Friday, February 08, 2002

Cyberposium day 1 I attended opening ceremonies at Harvard Business School's Cyberposium today. I'm told it was a tepid affair compared to previous years, but I thought it was still a great turnout for a student run tech conference. The opening panel was with Esther Dyson, with Phil Terry mediating. I struggled to get much out of Dyson's comments, but it's always great to see Phil working the crowd. Phil was my boss at Creative Good, he's a good guy, and the firm does good work.

Then there was a panel featuring the founders of Lycos, Bowstreet, Third Age, and the CEO of Red Hat, Mathew Szulik. Szulik was very personable, and was on top of important issues like DRM, SSSCA, and what Open Source is really all about (which Dyson did not mention). Mind you, he also made worrying comments like "We change business plans hourly" but overall he struck me as being the smartest guy on the panel (except for perhaps the Lycos fellow, Bob Davis, who sold when the selling was good).

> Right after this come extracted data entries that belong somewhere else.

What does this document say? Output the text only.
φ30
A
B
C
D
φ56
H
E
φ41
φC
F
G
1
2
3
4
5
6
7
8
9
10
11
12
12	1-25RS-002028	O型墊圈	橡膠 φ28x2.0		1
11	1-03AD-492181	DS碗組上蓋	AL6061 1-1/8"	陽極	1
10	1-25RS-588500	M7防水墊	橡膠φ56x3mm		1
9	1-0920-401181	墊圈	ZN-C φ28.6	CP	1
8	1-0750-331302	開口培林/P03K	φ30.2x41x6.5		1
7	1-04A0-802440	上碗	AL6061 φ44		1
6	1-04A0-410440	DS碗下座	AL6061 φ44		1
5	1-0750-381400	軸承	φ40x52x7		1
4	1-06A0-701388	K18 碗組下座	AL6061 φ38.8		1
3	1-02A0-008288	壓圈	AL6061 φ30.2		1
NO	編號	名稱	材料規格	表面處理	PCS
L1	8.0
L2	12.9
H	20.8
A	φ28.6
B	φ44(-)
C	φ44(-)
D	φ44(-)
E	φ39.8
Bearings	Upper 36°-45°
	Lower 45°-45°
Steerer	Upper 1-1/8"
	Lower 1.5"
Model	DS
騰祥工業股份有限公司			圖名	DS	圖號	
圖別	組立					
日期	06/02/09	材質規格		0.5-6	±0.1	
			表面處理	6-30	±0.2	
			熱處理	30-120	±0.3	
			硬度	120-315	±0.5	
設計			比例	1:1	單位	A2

One thing that surprised me was how focused the group was on culture and people. While culture and people are fine, my time at Chicago is really driving home the importance of sound economics--you essentially want some form of monopoly position you can use to expropriate economic rents from others, while making sure those rents don't get expropriated from you in turn. Many great "culture stories" (like the media darling, South West) can be better explained by microeconomic analysis. But the media's not dumb, they know what sells copy, and CEOs aren't dumb either, they know what journalists need to put in their copy so it sells.